Many neurological medical devices have been introduced to the market via fast-tracked approval processes by the FDA.  This work is novel in that it examines adverse event data for these devices to compare adverse event data trends over the past decade. 

       c. If you believe your work to be unique in some way, what research have you done to confirm that it is?

The trends of adverse event data can be valuable for identifying areas where device redesign is needed.

4. What was the most challenging part of completing your project?

      a. What problems did you encounter, and how did you overcome them?

The most challenging part was coming up with a project idea after doing research in the Brain Computer Interface field.  

      b. What did you learn from overcoming these problems?

I learned that with more and more research, ideas are naturally brainstormed. 

5. If you were going to do this project again, are there any things you would you do differently the next time?

I would compare invasive and non-invasive BCIs in general, using products from companies other than Synchron and Neuralink as well. 

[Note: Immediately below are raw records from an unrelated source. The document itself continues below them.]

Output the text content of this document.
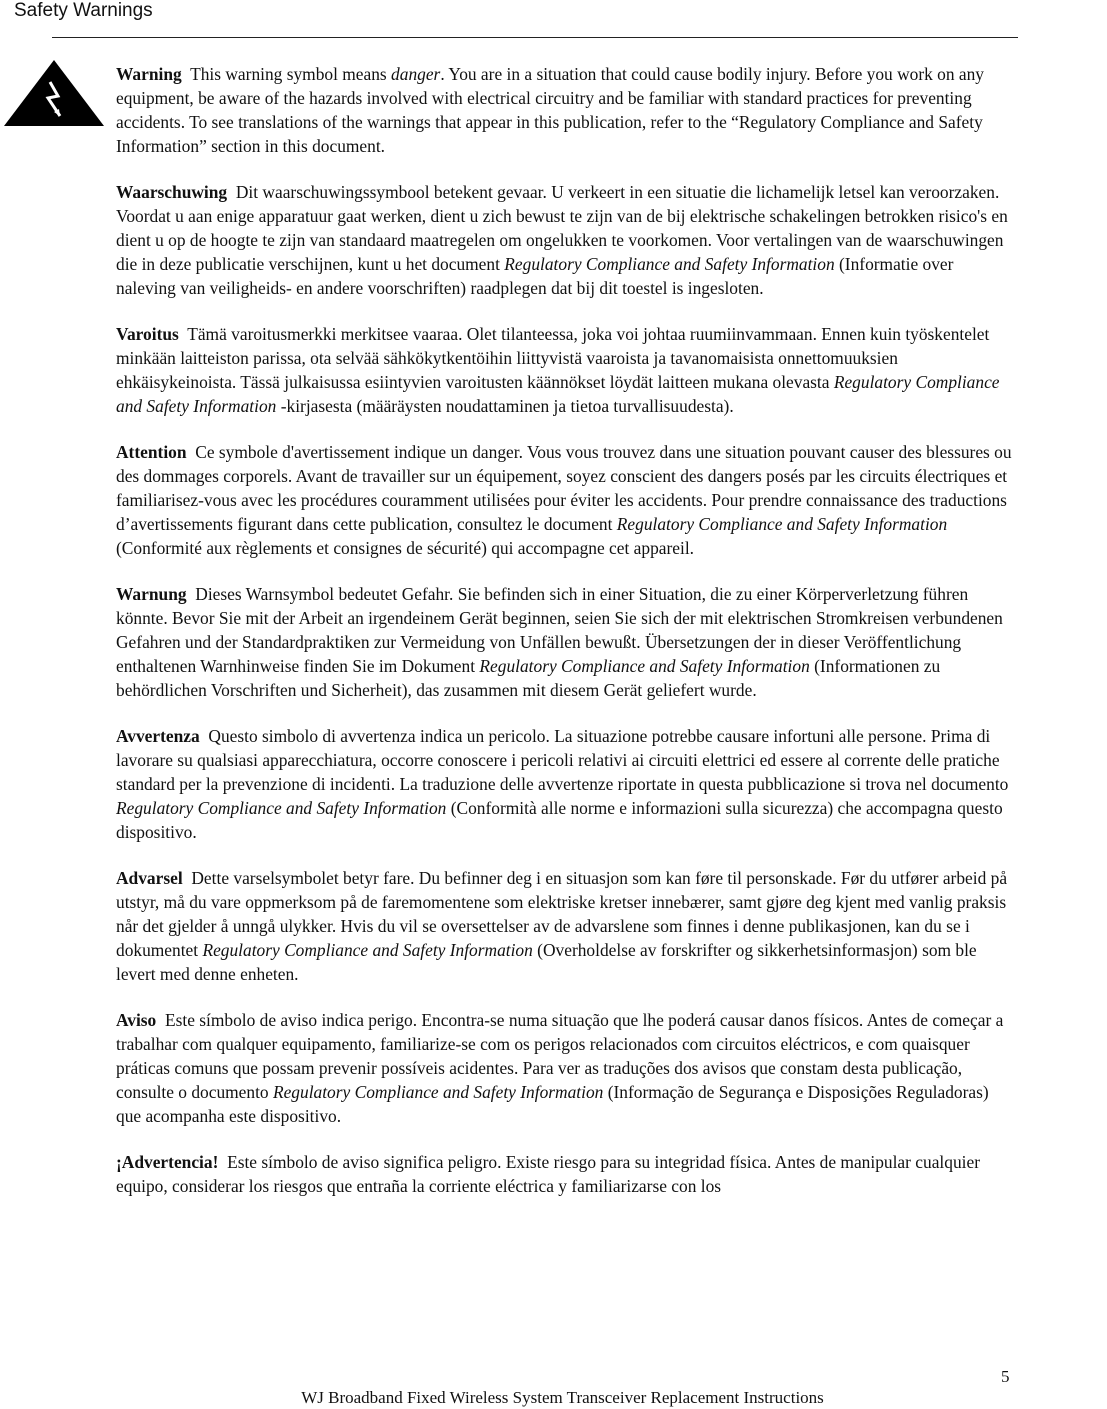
Safety Warnings

Warning This warning symbol means danger. You are in a situation that could cause bodily injury. Before you work on any equipment, be aware of the hazards involved with electrical circuitry and be familiar with standard practices for preventing accidents. To see translations of the warnings that appear in this publication, refer to the “Regulatory Compliance and Safety Information” section in this document.

Waarschuwing Dit waarschuwingssymbool betekent gevaar. U verkeert in een situatie die lichamelijk letsel kan veroorzaken. Voordat u aan enige apparatuur gaat werken, dient u zich bewust te zijn van de bij elektrische schakelingen betrokken risico's en dient u op de hoogte te zijn van standaard maatregelen om ongelukken te voorkomen. Voor vertalingen van de waarschuwingen die in deze publicatie verschijnen, kunt u het document Regulatory Compliance and Safety Information (Informatie over naleving van veiligheids- en andere voorschriften) raadplegen dat bij dit toestel is ingesloten.

Varoitus Tämä varoitusmerkki merkitsee vaaraa. Olet tilanteessa, joka voi johtaa ruumiinvammaan. Ennen kuin työskentelet minkään laitteiston parissa, ota selvää sähkökytkentöihin liittyvistä vaaroista ja tavanomaisista onnettomuuksien ehkäisykeinoista. Tässä julkaisussa esiintyvien varoitusten käännökset löydät laitteen mukana olevasta Regulatory Compliance and Safety Information -kirjasesta (määräysten noudattaminen ja tietoa turvallisuudesta).

Attention Ce symbole d'avertissement indique un danger. Vous vous trouvez dans une situation pouvant causer des blessures ou des dommages corporels. Avant de travailler sur un équipement, soyez conscient des dangers posés par les circuits électriques et familiarisez-vous avec les procédures couramment utilisées pour éviter les accidents. Pour prendre connaissance des traductions d’avertissements figurant dans cette publication, consultez le document Regulatory Compliance and Safety Information (Conformité aux règlements et consignes de sécurité) qui accompagne cet appareil.

Warnung Dieses Warnsymbol bedeutet Gefahr. Sie befinden sich in einer Situation, die zu einer Körperverletzung führen könnte. Bevor Sie mit der Arbeit an irgendeinem Gerät beginnen, seien Sie sich der mit elektrischen Stromkreisen verbundenen Gefahren und der Standardpraktiken zur Vermeidung von Unfällen bewußt. Übersetzungen der in dieser Veröffentlichung enthaltenen Warnhinweise finden Sie im Dokument Regulatory Compliance and Safety Information (Informationen zu behördlichen Vorschriften und Sicherheit), das zusammen mit diesem Gerät geliefert wurde.

Avvertenza Questo simbolo di avvertenza indica un pericolo. La situazione potrebbe causare infortuni alle persone. Prima di lavorare su qualsiasi apparecchiatura, occorre conoscere i pericoli relativi ai circuiti elettrici ed essere al corrente delle pratiche standard per la prevenzione di incidenti. La traduzione delle avvertenze riportate in questa pubblicazione si trova nel documento Regulatory Compliance and Safety Information (Conformità alle norme e informazioni sulla sicurezza) che accompagna questo dispositivo.

Advarsel Dette varselsymbolet betyr fare. Du befinner deg i en situasjon som kan føre til personskade. Før du utfører arbeid på utstyr, må du vare oppmerksom på de faremomentene som elektriske kretser innebærer, samt gjøre deg kjent med vanlig praksis når det gjelder å unngå ulykker. Hvis du vil se oversettelser av de advarslene som finnes i denne publikasjonen, kan du se i dokumentet Regulatory Compliance and Safety Information (Overholdelse av forskrifter og sikkerhetsinformasjon) som ble levert med denne enheten.

Aviso Este símbolo de aviso indica perigo. Encontra-se numa situação que lhe poderá causar danos físicos. Antes de começar a trabalhar com qualquer equipamento, familiarize-se com os perigos relacionados com circuitos eléctricos, e com quaisquer práticas comuns que possam prevenir possíveis acidentes. Para ver as traduções dos avisos que constam desta publicação, consulte o documento Regulatory Compliance and Safety Information (Informação de Segurança e Disposições Reguladoras) que acompanha este dispositivo.

¡Advertencia! Este símbolo de aviso significa peligro. Existe riesgo para su integridad física. Antes de manipular cualquier equipo, considerar los riesgos que entraña la corriente eléctrica y familiarizarse con los

5
WJ Broadband Fixed Wireless System Transceiver Replacement Instructions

6. Did working on this project give you any ideas for other projects? 

This project proved to me my passion and interest in Brain Computer Interface! I would like to complete further anaylsis regarding the comparision between non-invasive and invasive BCI technologies. Another project idea is to look at device or patient problem classifications in the FDA MAUDE database to understand the root of the adverse events. In addition, I would like to further analyze and draw conclusions from the deaths, injuries, and malfunctions classifications data that I recorded.

7. How did COVID-19 affect the completion of your project?

The project was completed online, so Covid-19 had no effects.